New GFSI position paper introduces refined framework to help organisations globally embed measurable food safety culture and drive continuous improvement worldwide.

The Global Food Safety Initiative (GFSI) has launched an updated position paper introducing a refined framework designed to help organisations strengthen and measure food safety culture across the global food system.
Unveiled this week at the GFSI Conference in Vancouver, the new edition of A Culture of Food Safety draws on insights from more than 180 academic and industry sources, including behavioural science, organisational research and empirical studies.
Building on the widely cited 2018 edition, which helped establish a common language for discussing food safety culture, version 2.0 introduces a dual-layered model that links organisational values with everyday operational behaviour.
The framework identifies two core components: ‘Organisational Foundations’, encompassing leadership, purpose and shared values that shape an organisation’s DNA, and ‘Manifested Practices’, the visible behaviours and day-to-day actions that ensure food safety across the supply chain.
According to GFSI, aligning these two layers enables companies to move beyond regulatory compliance and instead embed a culture focused on continuous improvement and proactive risk management.
Framework aims to embed measurable food safety culture
The paper reinforces the initiative’s central premise that food safety culture is not solely driven by leadership or training programmes, but by the interaction of shared values, behaviours, risk awareness and organisational learning.

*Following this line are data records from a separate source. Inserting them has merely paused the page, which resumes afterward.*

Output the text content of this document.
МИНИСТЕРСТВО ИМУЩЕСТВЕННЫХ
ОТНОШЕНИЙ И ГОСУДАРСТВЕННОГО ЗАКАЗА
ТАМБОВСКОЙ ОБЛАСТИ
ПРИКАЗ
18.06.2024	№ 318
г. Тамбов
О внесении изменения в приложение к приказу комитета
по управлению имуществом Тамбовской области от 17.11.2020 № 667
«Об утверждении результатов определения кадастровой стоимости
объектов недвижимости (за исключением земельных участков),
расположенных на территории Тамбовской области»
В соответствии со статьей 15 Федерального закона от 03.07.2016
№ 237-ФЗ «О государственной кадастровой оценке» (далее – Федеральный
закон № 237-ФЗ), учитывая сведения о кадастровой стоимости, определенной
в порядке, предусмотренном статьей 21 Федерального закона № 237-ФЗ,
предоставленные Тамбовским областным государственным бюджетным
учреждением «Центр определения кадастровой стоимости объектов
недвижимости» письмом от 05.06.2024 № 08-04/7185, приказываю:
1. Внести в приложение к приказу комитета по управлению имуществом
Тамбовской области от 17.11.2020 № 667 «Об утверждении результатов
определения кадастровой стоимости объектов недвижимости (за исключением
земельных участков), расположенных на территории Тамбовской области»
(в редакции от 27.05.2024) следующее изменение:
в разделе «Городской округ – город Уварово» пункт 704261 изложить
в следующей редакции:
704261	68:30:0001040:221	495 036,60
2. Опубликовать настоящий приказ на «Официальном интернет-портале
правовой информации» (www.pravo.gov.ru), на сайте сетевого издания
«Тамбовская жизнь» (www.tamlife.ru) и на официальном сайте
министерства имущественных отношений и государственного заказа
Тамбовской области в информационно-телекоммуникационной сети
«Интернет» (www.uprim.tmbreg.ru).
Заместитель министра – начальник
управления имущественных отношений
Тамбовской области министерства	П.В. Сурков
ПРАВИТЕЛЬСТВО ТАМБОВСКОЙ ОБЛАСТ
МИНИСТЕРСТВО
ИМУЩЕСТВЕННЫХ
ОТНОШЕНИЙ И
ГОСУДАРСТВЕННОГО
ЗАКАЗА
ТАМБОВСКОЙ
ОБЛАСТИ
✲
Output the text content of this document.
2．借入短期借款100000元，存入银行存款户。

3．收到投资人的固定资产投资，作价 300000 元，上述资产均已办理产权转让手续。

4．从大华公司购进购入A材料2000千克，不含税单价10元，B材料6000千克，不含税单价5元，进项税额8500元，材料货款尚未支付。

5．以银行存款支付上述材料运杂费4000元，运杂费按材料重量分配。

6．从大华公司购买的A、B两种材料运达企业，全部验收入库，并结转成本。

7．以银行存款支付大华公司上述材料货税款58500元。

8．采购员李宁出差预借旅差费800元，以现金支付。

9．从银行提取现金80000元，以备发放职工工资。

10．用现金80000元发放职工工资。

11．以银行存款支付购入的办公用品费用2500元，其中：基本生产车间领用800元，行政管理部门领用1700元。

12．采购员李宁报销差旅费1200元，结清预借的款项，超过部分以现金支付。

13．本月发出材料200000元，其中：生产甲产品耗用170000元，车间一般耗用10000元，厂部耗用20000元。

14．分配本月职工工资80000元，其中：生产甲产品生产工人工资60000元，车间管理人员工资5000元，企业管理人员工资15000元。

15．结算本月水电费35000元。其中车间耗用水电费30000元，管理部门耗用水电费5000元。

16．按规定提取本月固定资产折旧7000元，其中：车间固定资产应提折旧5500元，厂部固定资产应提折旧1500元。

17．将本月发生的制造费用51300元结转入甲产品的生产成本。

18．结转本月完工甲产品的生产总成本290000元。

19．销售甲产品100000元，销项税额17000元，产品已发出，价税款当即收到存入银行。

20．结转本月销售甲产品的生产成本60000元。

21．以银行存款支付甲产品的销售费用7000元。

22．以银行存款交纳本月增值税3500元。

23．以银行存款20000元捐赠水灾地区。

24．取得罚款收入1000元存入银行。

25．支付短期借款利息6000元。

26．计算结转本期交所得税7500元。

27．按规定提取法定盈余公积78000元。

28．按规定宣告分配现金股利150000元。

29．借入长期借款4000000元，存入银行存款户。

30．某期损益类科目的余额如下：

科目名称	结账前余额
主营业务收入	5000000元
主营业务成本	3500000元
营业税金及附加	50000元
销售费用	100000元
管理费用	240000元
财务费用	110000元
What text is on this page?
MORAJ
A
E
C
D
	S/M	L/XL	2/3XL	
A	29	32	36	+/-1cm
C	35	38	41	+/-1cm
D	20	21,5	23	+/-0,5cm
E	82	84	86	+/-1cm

To be effective, the report argues, food safety culture must also be measurable, actionable and continuously improved.
Elizabeth Andoh-Kesson, Interim Director of GFSI, said: “Food safety culture is a critical determinant of food safety outcomes – and strong food safety cultures are built through shared values, consistent behaviours and a deep awareness of risk.
Too often, food safety is only high on the agenda when there is a crisis, which has to change. In an increasingly complex food system, food safety should go beyond formal regulations to live within the culture of an organisation.”
Alongside the updated framework, the paper outlines recommendations for industry, regulators and certification bodies. These include adopting an integrated systems-and-culture approach to food safety management, using GFSI’s five-dimension framework when developing standards and training programmes, and assessing food safety culture through multiple indicators rather than a single metric.
The report also calls for further research into underexplored areas, particularly consistency and organisational adaptability, which remain less studied in the current literature.